Judge Kavanaugh has also expressed skepticism about moves by Congress to permit executive-branch agencies to operate with some degree of independence from the White House. In a 2008 case, the appeals court upheld the structure of the Public Company Accounting Oversight Board, whose members were appointed by the Securities and Exchange Commission and could only be removed by the S. E. C. for good cause. But Judge Kavanaugh filed a dissent, saying it “effectively eliminates any presidential power to control” the board’s regulatory and law-enforcement functions.
The Supreme Court later partly agreed with him, voting 5 to 4 to strike down the limitations on firing members of the board — but not the appointing provisions. And earlier this year, his appeals court upheld a law that limits the president’s discretion to fire the Consumer Financial Protection Board’s director, who has a fixed five-year term and may be removed only for good cause. Judge Kavanaugh filed a dissent, arguing that it was unconstitutional to give the director that much independence from White House control.
In several important cases brought by Guantánamo Bay detainees, Judge Kavanaugh generally sided with the government. In habeas corpus cases, for example, he broadly interpreted the military’s power to hold people in wartime detention even when the evidence of their suspected ties to terrorism is relatively weak.
Those included a 2010 case in which he was part of a three-judge panel that kept a Yemeni detainee in custody, reversing a lower-court judge’s order. That case established a precedent that courts should consider an array of evidence even if each individual piece would be dubious when viewed in isolation. The approach made it much harder for detainees to win habeas corpus cases.

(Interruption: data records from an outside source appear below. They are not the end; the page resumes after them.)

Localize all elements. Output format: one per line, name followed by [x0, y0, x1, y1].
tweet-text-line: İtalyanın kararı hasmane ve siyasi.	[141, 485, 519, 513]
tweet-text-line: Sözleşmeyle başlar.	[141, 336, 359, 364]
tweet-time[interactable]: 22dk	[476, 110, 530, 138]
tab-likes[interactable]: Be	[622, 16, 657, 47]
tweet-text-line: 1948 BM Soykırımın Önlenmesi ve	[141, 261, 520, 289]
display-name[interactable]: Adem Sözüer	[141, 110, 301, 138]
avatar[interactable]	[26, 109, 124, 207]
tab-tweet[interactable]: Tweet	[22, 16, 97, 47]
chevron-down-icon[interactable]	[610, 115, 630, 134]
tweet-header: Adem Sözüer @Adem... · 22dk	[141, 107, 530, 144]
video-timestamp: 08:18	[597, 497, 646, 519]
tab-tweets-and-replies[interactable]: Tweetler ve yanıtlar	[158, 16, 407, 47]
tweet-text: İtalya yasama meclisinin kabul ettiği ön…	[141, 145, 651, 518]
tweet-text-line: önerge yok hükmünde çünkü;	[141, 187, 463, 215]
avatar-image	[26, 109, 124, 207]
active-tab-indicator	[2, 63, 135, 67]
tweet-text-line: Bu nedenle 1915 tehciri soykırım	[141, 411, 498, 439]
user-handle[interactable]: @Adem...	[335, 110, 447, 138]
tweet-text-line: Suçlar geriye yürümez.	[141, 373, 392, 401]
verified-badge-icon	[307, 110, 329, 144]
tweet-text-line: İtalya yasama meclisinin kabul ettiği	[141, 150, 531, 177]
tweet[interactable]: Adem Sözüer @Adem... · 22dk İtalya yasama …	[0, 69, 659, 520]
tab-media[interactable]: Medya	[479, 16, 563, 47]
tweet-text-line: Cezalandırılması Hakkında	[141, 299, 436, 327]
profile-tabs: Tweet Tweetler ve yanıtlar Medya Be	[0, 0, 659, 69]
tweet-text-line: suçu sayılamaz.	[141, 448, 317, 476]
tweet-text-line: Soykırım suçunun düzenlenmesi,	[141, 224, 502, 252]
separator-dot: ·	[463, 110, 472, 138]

And in military commissions issues, he argued in a 2014 dissent that the appeals court had no jurisdiction to hear challenges brought by defendants before the tribunal issues a final judgment. In a convoluted 2016 case upholding a defendant’s conviction on a charge of conspiracy even though conspiracy is not an internationally recognized war crime, he went further than the reasoning of some of his colleagues, writing that international law cannot be enforced in court as a constraint against what Congress and the president do with tribunals.
In October 2012, Judge Kavanaugh was part of a three-judge panel that scrutinized a South Carolina law generally requiring voters to present government-issued photo identification in order to cast a ballot.